When we were younger, diets were on the front page of magazines.
After 20 years of researchers and Dietitians saying “Diet’s don’t work”, and some very clear evidence about the harmful nature of weight cycling due to years of being on and off diets, many
Now, they’ve had to go underground.
But more and more, I’m finding adults who don’t think they are on a diet, but they are actually on a diet.
Anything that involves you monitoring, recording, listing, calculating, or otherwise taking control of the food you eat is a diet.
Diets in Disguise
- Intermittent Fasting
- ‘Quitting Sugar’
- Clean Eating
- 800
- Skipping meals
In the Embrace Kids book we spend the first half of the book convincing you that you need to build up your own body image in order to role model this to your kids. We encourage parents to move away from dieting and follow Intuitive eating in order to be able to support their kids to develop a positive relationship with food.
So, What is Intuitive Eating
Intuitive eating is a practice first described by Evelyn Tribole and Elyse Resch, who came up with ten principles:
- Reject diet culture and mindset
- Honour your hunger
- Make peace with food
- Challenge the food police
- Discover satisfaction
- Feel your fullness
- Cope with your emotions with kindness
- Respect your body
- Engage in joyful movement
- Honour your health
This approach is all about listening to your body, to your cues of hunger and satiety, and what you feel like eating. It’s a guide to eating if you are not dieting. Most people assume that they would eat only chocolate bars and ice cream if they ‘let themselves’ listen to their body, but it’s just not the case. We’ve all experienced that time, maybe over Christmas, or a holiday somewhere exotic – where you just ate exactly what you wanted, when you wanted to. For the first little while, it might have been all chocolate and croissants, but then after a few days your body starts to say ‘Hey, how about a salad?!’

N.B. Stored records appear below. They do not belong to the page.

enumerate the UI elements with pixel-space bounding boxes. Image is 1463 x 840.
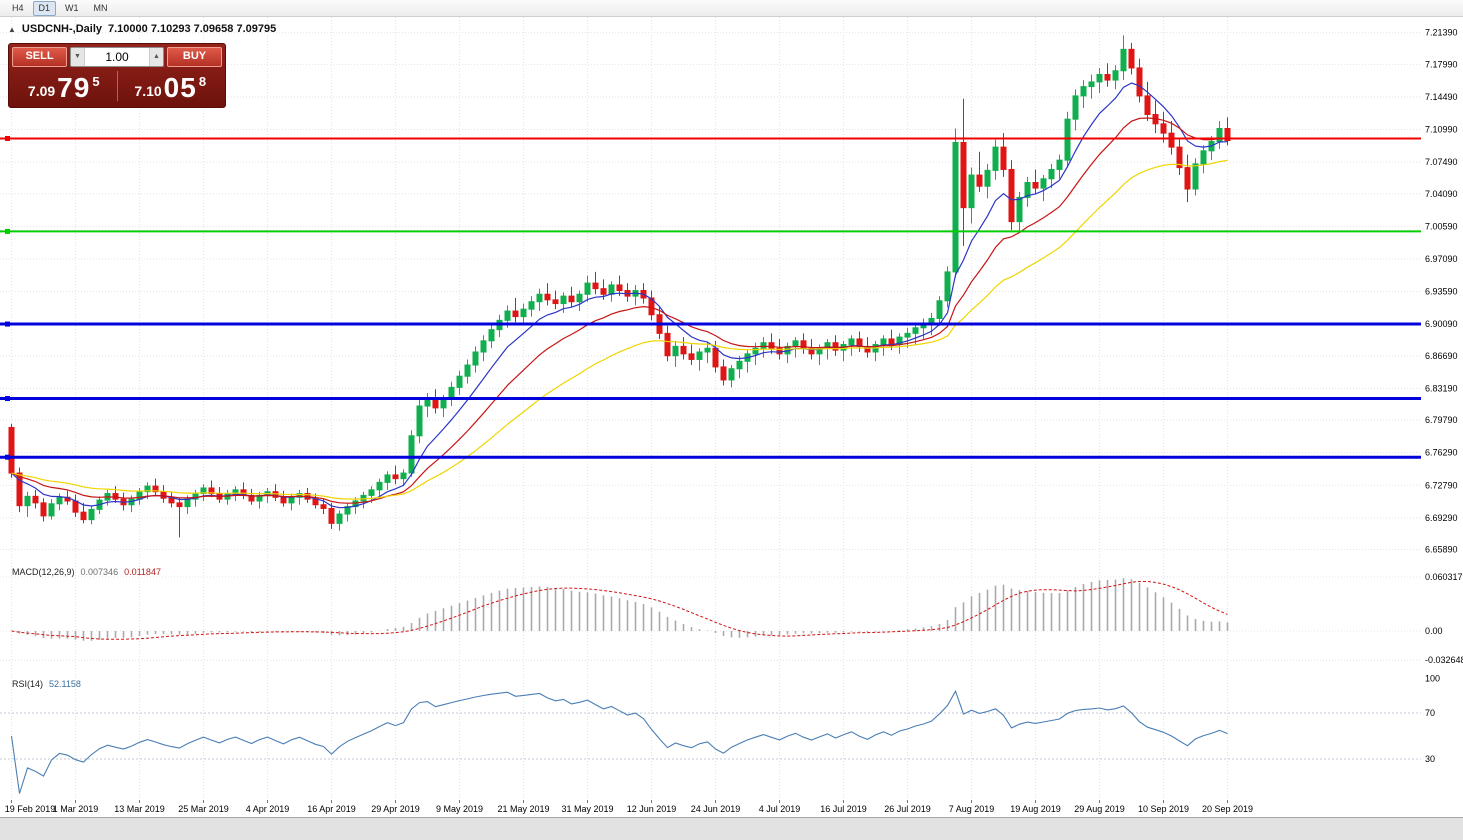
collapse-trade-panel-icon[interactable]: ▲: [8, 24, 16, 34]
svg-text:19 Aug 2019: 19 Aug 2019: [1010, 804, 1061, 814]
svg-text:29 Apr 2019: 29 Apr 2019: [371, 804, 420, 814]
rsi-layer: [10, 689, 1228, 794]
svg-text:16 Apr 2019: 16 Apr 2019: [307, 804, 356, 814]
svg-text:7.04090: 7.04090: [1425, 189, 1458, 199]
svg-text:7.10990: 7.10990: [1425, 125, 1458, 135]
macd-name: MACD(12,26,9): [12, 567, 75, 577]
svg-text:0.00: 0.00: [1425, 626, 1443, 636]
bid-price-big-digits: 79: [57, 72, 91, 103]
svg-text:6.72790: 6.72790: [1425, 480, 1458, 490]
timeframe-button-w1[interactable]: W1: [65, 2, 79, 13]
svg-text:6.97090: 6.97090: [1425, 254, 1458, 264]
svg-text:6.86690: 6.86690: [1425, 351, 1458, 361]
svg-text:6.83190: 6.83190: [1425, 383, 1458, 393]
price-divider: [116, 71, 118, 101]
price-axis[interactable]: 7.21390 7.17990 7.14490 7.10990 7.07490 7.040…: [1425, 28, 1463, 764]
svg-text:-0.032648: -0.032648: [1425, 655, 1463, 665]
timeframe-toolbar: H4 D1 W1 MN: [0, 0, 1463, 17]
bid-price-pip-digit: 5: [92, 74, 100, 89]
moving-averages-layer: [11, 82, 1228, 509]
horizontal-lines-layer[interactable]: [0, 135, 1421, 460]
svg-text:7.21390: 7.21390: [1425, 28, 1458, 38]
ma-slow: [11, 159, 1228, 500]
chart-ohlc-title: ▲ USDCNH-,Daily 7.10000 7.10293 7.09658 …: [8, 23, 276, 35]
svg-text:12 Jun 2019: 12 Jun 2019: [627, 804, 677, 814]
svg-text:19 Feb 2019: 19 Feb 2019: [5, 804, 56, 814]
macd-signal-value: 0.011847: [124, 567, 161, 577]
macd-signal-line: [11, 580, 1228, 640]
svg-text:25 Mar 2019: 25 Mar 2019: [178, 804, 229, 814]
svg-text:6.65890: 6.65890: [1425, 545, 1458, 555]
svg-text:6.76290: 6.76290: [1425, 448, 1458, 458]
svg-text:70: 70: [1425, 708, 1435, 718]
svg-text:13 Mar 2019: 13 Mar 2019: [114, 804, 165, 814]
svg-text:29 Aug 2019: 29 Aug 2019: [1074, 804, 1125, 814]
macd-layer: [11, 578, 1229, 641]
rsi-name: RSI(14): [12, 679, 44, 689]
ask-price-big-digits: 05: [163, 72, 197, 103]
svg-text:21 May 2019: 21 May 2019: [497, 804, 549, 814]
svg-text:7.14490: 7.14490: [1425, 92, 1458, 102]
svg-text:10 Sep 2019: 10 Sep 2019: [1138, 804, 1189, 814]
buy-button[interactable]: BUY: [167, 47, 222, 67]
macd-main-value: 0.007346: [80, 567, 119, 577]
volume-up-icon[interactable]: ▲: [149, 48, 163, 66]
svg-text:31 May 2019: 31 May 2019: [561, 804, 613, 814]
svg-text:7.07490: 7.07490: [1425, 157, 1458, 167]
timeframe-button-h4[interactable]: H4: [12, 2, 24, 13]
volume-value[interactable]: 1.00: [105, 50, 129, 64]
bid-price-prefix: 7.09: [27, 83, 56, 99]
svg-text:16 Jul 2019: 16 Jul 2019: [820, 804, 867, 814]
svg-text:4 Jul 2019: 4 Jul 2019: [759, 804, 801, 814]
svg-text:26 Jul 2019: 26 Jul 2019: [884, 804, 931, 814]
ma-medium: [11, 117, 1228, 504]
svg-text:24 Jun 2019: 24 Jun 2019: [691, 804, 741, 814]
svg-text:7 Aug 2019: 7 Aug 2019: [949, 804, 995, 814]
svg-text:4 Apr 2019: 4 Apr 2019: [246, 804, 290, 814]
svg-text:7.00590: 7.00590: [1425, 221, 1458, 231]
chart-ohlc-values: 7.10000 7.10293 7.09658 7.09795: [108, 23, 277, 35]
rsi-value: 52.1158: [49, 679, 81, 689]
svg-text:7.17990: 7.17990: [1425, 59, 1458, 69]
chart-symbol-label: USDCNH-,Daily: [21, 23, 102, 35]
timeframe-button-d1[interactable]: D1: [32, 0, 57, 16]
svg-text:20 Sep 2019: 20 Sep 2019: [1202, 804, 1253, 814]
volume-stepper: ▼ 1.00 ▲: [70, 47, 164, 67]
svg-text:6.93590: 6.93590: [1425, 287, 1458, 297]
chart-tabs-bar: [0, 817, 1463, 840]
svg-text:1 Mar 2019: 1 Mar 2019: [53, 804, 99, 814]
volume-down-icon[interactable]: ▼: [71, 48, 85, 66]
price-chart-canvas[interactable]: 7.21390 7.17990 7.14490 7.10990 7.07490 7.040…: [0, 17, 1463, 817]
rsi-line: [10, 689, 1228, 794]
svg-text:100: 100: [1425, 674, 1440, 684]
timeframe-button-mn[interactable]: MN: [93, 2, 108, 13]
svg-text:6.79790: 6.79790: [1425, 415, 1458, 425]
sell-button[interactable]: SELL: [12, 47, 67, 67]
svg-text:30: 30: [1425, 754, 1435, 764]
svg-text:0.060317: 0.060317: [1425, 572, 1463, 582]
rsi-indicator-label: RSI(14) 52.1158: [12, 679, 81, 689]
ask-price-prefix: 7.10: [134, 83, 162, 99]
one-click-trading-panel: SELL ▼ 1.00 ▲ BUY 7.09 79 5 7.10 05 8: [8, 43, 226, 108]
svg-text:6.90090: 6.90090: [1425, 319, 1458, 329]
ask-price-pip-digit: 8: [198, 74, 207, 89]
svg-text:9 May 2019: 9 May 2019: [436, 804, 483, 814]
svg-text:6.69290: 6.69290: [1425, 513, 1458, 523]
bid-price: 7.09 79 5: [12, 68, 116, 104]
macd-indicator-label: MACD(12,26,9) 0.007346 0.011847: [12, 567, 161, 577]
chart-window: 7.21390 7.17990 7.14490 7.10990 7.07490 7.040…: [0, 17, 1463, 817]
grid-layer: [0, 17, 1421, 800]
ask-price: 7.10 05 8: [119, 68, 223, 104]
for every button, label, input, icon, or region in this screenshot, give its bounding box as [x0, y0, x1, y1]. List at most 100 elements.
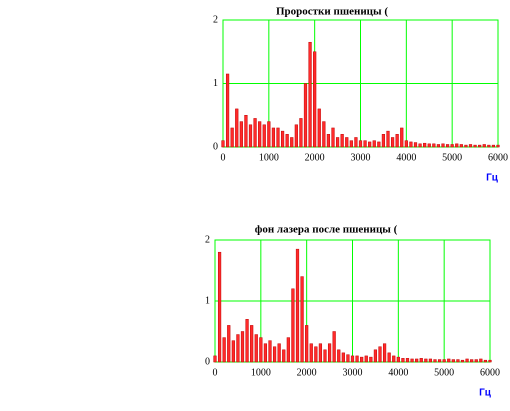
- bar: [400, 127, 404, 148]
- bar: [244, 115, 248, 148]
- bar: [309, 343, 313, 363]
- bar: [355, 355, 359, 363]
- bar: [372, 140, 376, 148]
- bar: [496, 144, 500, 148]
- bar: [460, 359, 465, 363]
- bar: [442, 359, 446, 363]
- bar: [381, 134, 386, 148]
- bar: [262, 124, 266, 148]
- x-tick-label: 0: [221, 152, 226, 163]
- bar: [450, 144, 454, 148]
- bar: [377, 141, 381, 148]
- bar: [299, 118, 303, 148]
- bar: [415, 358, 419, 363]
- bar: [432, 143, 436, 148]
- bar: [392, 355, 396, 363]
- y-tick-label: 1: [213, 78, 218, 89]
- bar: [277, 343, 281, 363]
- x-tick-label: 0: [213, 367, 218, 378]
- bar: [487, 144, 491, 148]
- bar: [419, 358, 423, 363]
- bar: [473, 144, 477, 148]
- x-tick-label: 3000: [343, 367, 363, 378]
- bar: [445, 144, 450, 148]
- y-tick-label: 2: [213, 14, 218, 25]
- bar: [217, 251, 222, 363]
- bar: [387, 352, 391, 363]
- bar: [221, 140, 225, 148]
- bar: [245, 319, 249, 363]
- bar: [222, 337, 226, 363]
- bar: [280, 130, 285, 148]
- x-axis-label: Гц: [479, 388, 492, 399]
- bar: [363, 140, 367, 148]
- x-tick-label: 5000: [434, 367, 454, 378]
- bar: [382, 343, 387, 363]
- bar: [465, 358, 469, 363]
- bar: [427, 143, 431, 148]
- bar: [276, 127, 280, 148]
- bar: [231, 340, 235, 363]
- bar: [225, 73, 230, 148]
- bar: [404, 140, 408, 148]
- bar: [326, 134, 331, 148]
- bar: [254, 334, 258, 363]
- y-tick-label: 1: [205, 295, 210, 306]
- bar: [350, 355, 355, 363]
- bar: [409, 141, 413, 148]
- bar: [424, 358, 428, 363]
- bar: [230, 127, 234, 148]
- bar: [369, 356, 373, 363]
- bar: [360, 356, 364, 363]
- bar: [488, 359, 492, 363]
- x-tick-label: 1000: [251, 367, 271, 378]
- x-axis-label: Гц: [486, 173, 499, 184]
- y-tick-label: 2: [205, 234, 210, 245]
- bar: [464, 144, 468, 148]
- bar: [258, 121, 262, 148]
- bar: [317, 108, 321, 148]
- bar: [250, 325, 254, 363]
- bar: [441, 143, 445, 148]
- bar: [482, 144, 486, 148]
- bar: [433, 359, 437, 363]
- bar: [290, 137, 294, 148]
- bar: [286, 337, 290, 363]
- x-tick-label: 3000: [351, 152, 371, 163]
- bar: [267, 121, 271, 148]
- bar: [285, 134, 289, 148]
- bar: [227, 325, 231, 363]
- bar: [428, 358, 433, 363]
- bar: [303, 83, 308, 148]
- bar: [354, 137, 358, 148]
- chart-title: Проростки пшеницы (: [276, 6, 388, 18]
- x-tick-label: 6000: [480, 367, 500, 378]
- bar: [395, 134, 399, 148]
- bar: [308, 41, 312, 148]
- bar: [437, 359, 442, 363]
- bar: [368, 141, 372, 148]
- bar: [271, 127, 276, 148]
- bar: [295, 248, 300, 363]
- y-tick-label: 0: [205, 356, 210, 367]
- x-tick-label: 6000: [488, 152, 508, 163]
- bar: [423, 142, 427, 148]
- bar: [373, 349, 378, 363]
- bar: [322, 121, 326, 148]
- bar: [323, 349, 327, 363]
- bar: [300, 276, 304, 363]
- bar: [314, 346, 318, 363]
- x-tick-label: 2000: [305, 152, 325, 163]
- bar: [455, 143, 459, 148]
- bar: [345, 137, 349, 148]
- bar: [327, 343, 332, 363]
- x-tick-label: 1000: [259, 152, 279, 163]
- bar: [451, 359, 455, 363]
- bar: [340, 134, 344, 148]
- bar: [386, 130, 390, 148]
- y-tick-label: 0: [213, 141, 218, 152]
- bar: [479, 358, 483, 363]
- bar: [240, 331, 245, 363]
- bar: [291, 288, 295, 363]
- x-tick-label: 2000: [297, 367, 317, 378]
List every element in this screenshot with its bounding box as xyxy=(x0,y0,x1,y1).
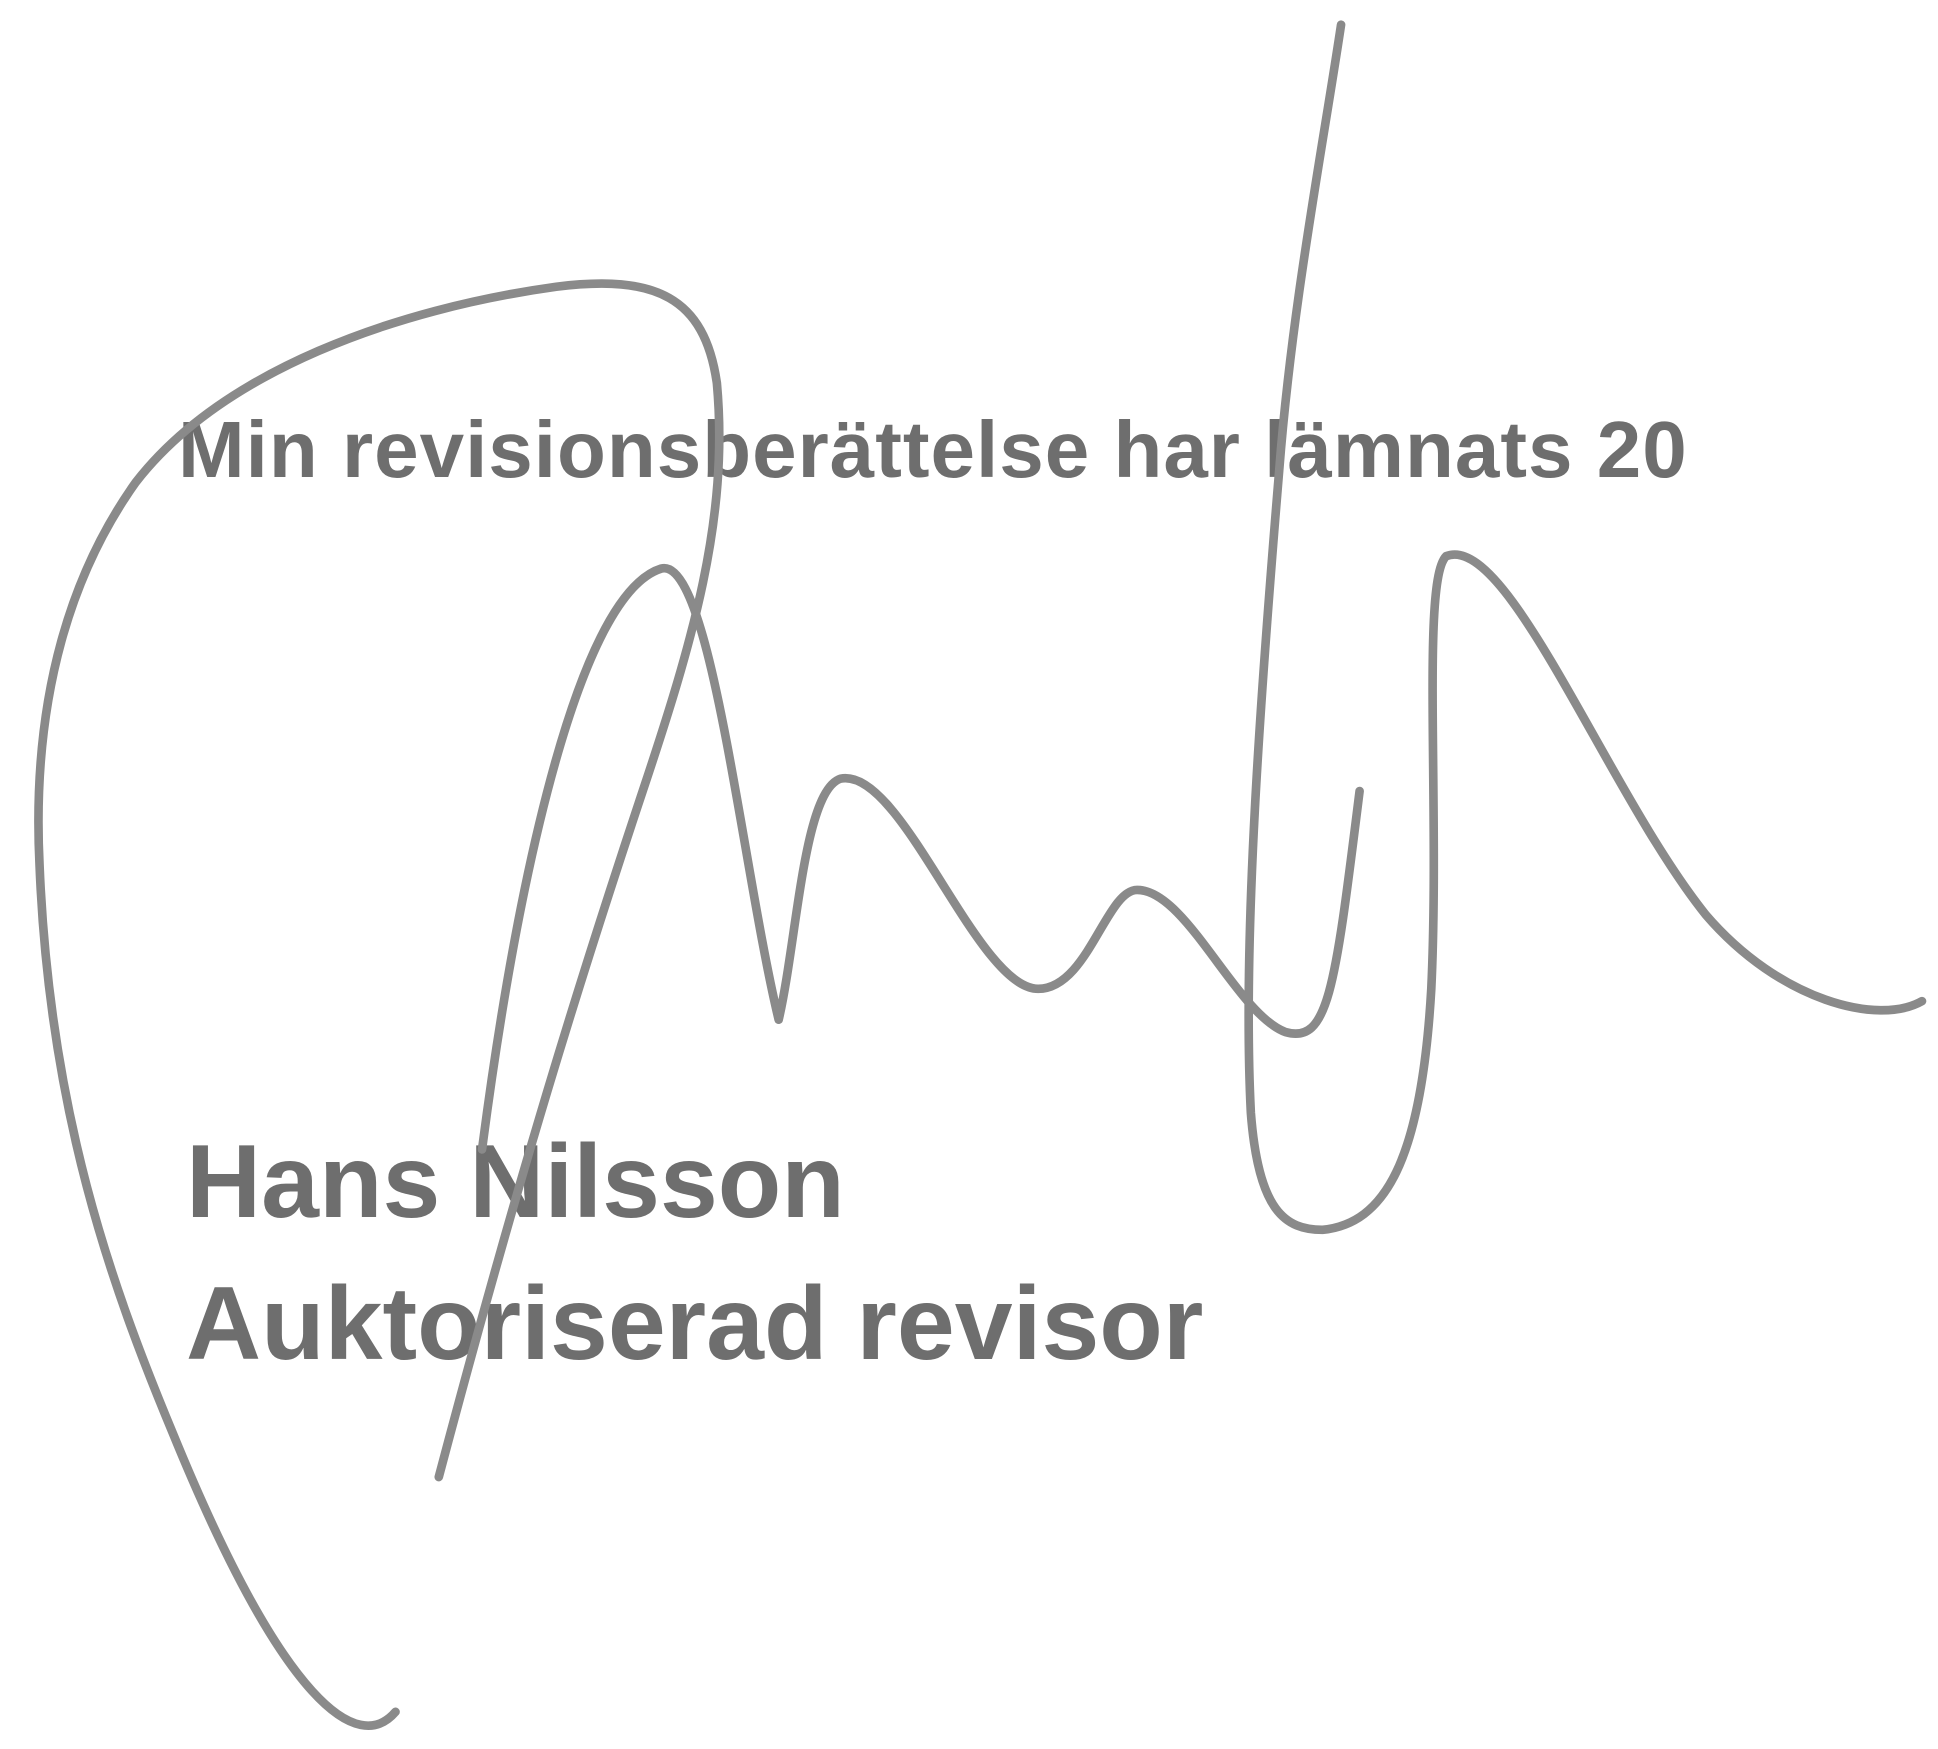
statement-text: Min revisionsberättelse har lämnats 20 xyxy=(178,405,1688,494)
signature-stroke xyxy=(34,279,724,1730)
signatory-name: Hans Nilsson xyxy=(186,1124,845,1240)
signatory-title: Auktoriserad revisor xyxy=(186,1266,1204,1382)
signature-stroke xyxy=(1244,20,1927,1235)
signature-stroke xyxy=(477,564,1364,1154)
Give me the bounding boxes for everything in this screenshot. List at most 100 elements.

Women who engage in intuitive eating have better body image, and actually eat healthier (more fruit and vegetables, a greater variety of foods) than those who are restricting. Research has also found that women who follow intuitive eating principles have better self-esteem, are less likely to engage in disordered, emotional or stress eating, have lower levels of depression and have higher overall psychological wellbeing. And women who are eating intuitively maintain a more stable weight (instead of yo-yoing) over time.
The evidence is building in favour of trusting our body, listening to our bodies, and nourishing our bodies- without diets, and without rigid food rules- will you try it?